February 15, 2016 at 11:20
It was the i, not the Internet, that did for the Independent
Our newsagents are about to get a little duller: the Independent is no more – at least, not the print edition. I know that, in this brave new digital world of ours, we’re not supposed to equate the end of print with the death of a title. But it’s certainly the end of an era. The Independent is what brought me into journalism: I started reading it when it was set up, and was hooked pretty quickly. My first journalistic heroes—Andrew Marr and Neal Ascherson—wrote for its pages. A friend bought me Paper Dreams, Stephen Glover’s story of the Independent, for my 20th birthday. I had no friends or relatives in journalism, but that book opened a portal into this world – and I was converted; I decided that this was what I wanted to do with my life. I succeeded in getting work experience at the Independent in 1996, which was great because even then it had no staff and the interns got to write in the paper. There was plenty of gallows humour about how the whole enterprise was doomed and had only a few months to live. And that was 20 years ago.
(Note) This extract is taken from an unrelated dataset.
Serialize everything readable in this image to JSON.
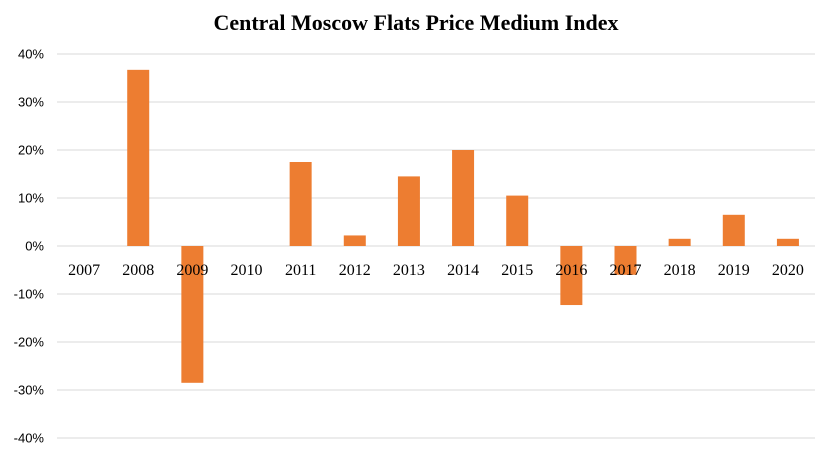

Shortly after I was there, Andrew Marr became the paper’s editor. He met Kelvin MacKenzie, former editor of the Sun and later recalled their exchange:
‘“Congratulations, young Marr… or Number Four, as I shall now call you.’ I blinked and smiled. “Why number four, I asked, why not Andrew?” “Because,” said Kelvin, “You’re the fourth of them. I’m not going to call you by your name because we don’t want to get all human and intimate. Then I might be upset when they sack you… as they undoubtedly will.”’
And they did. Any editor works with the Sword of Damocles hanging over their desk – and when a publication has lost its way, editors are sacked fairly frequently. But under the Independent’s current editor, the brilliant Amol Rajan, I’d say that the newspaper was going through a revival – as we saw with its magnificent redesign. But it had a potent rival. Not the Times (contrary to what the Guardian says, its price war was with the Daily Telegraph) but the i. Look at the below chart: it shows you how the smaller, cheaper version—the i cost 40p to the Independent‘s £1.60—rose at the expense of the mothership, cannibalising its sales.
It could well be, as John Rentoul argues, that this saved the Independent – that selling a popular 40p version brought in extra revenue and prolonged the life of the paper. But ultimately, there was not space in the market for both newspapers – especially wih advertising moving online so quickly.
I’m not sure that the Independent’s website will be comparable to the newspaper. On its homepage right now, we’re invited to read about how a woman cut off a guy’s penis and took it to a police station: such stories do well online, but Amol would never put it on the front of the newspaper. One can argue that new technology created the Independent, and killed it – but the Independent hasn’t really died. It has just changed its form: it went tabloid, then split in two, and one half is now going out of print. The other half, i, is being sold to Johnston Press, who bought my old newspaper, the Scotsman, ten years ago. The independent’s website will take only 25 journalists from the print title; about 40 are expected to move to the i and about 90 now face redundancy. The last issue will be on 26 March. (I’ll add it to my last News of the World: before this decade is out I suspect collectors will be able to buy the last print edition of the Guardian)
At its best the Independent was a project, as much as it was a newspaper: Marr referred to it as a ‘noble cause and perpetual delight’. And here’s how Glover ended his book…
‘For the moment the Independent – I use the word now to describe the company which I helped to found – is a great ship becalmed on a windless ocean. One day, I hope, I trust, the sweet winds will rise up again, our sails will open and the ship will be carried forward, whatever its crew, to new adventures.’
P.S. Further to the idea of the Independent being born by technology: a good explanation was given in the Independent last month by Donald Macintyre, one of the refuseniks who left the Times in protest at its move to Wapping and its embrace of desktop publishing technology. He now admits that the Independent (which snapped him up) was a beneficiary of the Wapping dispute in two ways:
‘It gained from the corrosive impact on the image of The Times, the once pre-eminent paper of record, from being produced behind barbed wire at a Wapping plant besieged by pickets. But it gained even more because Murdoch’s coup, however brutal, made it easier for a new newspaper to launch at all with new technology.’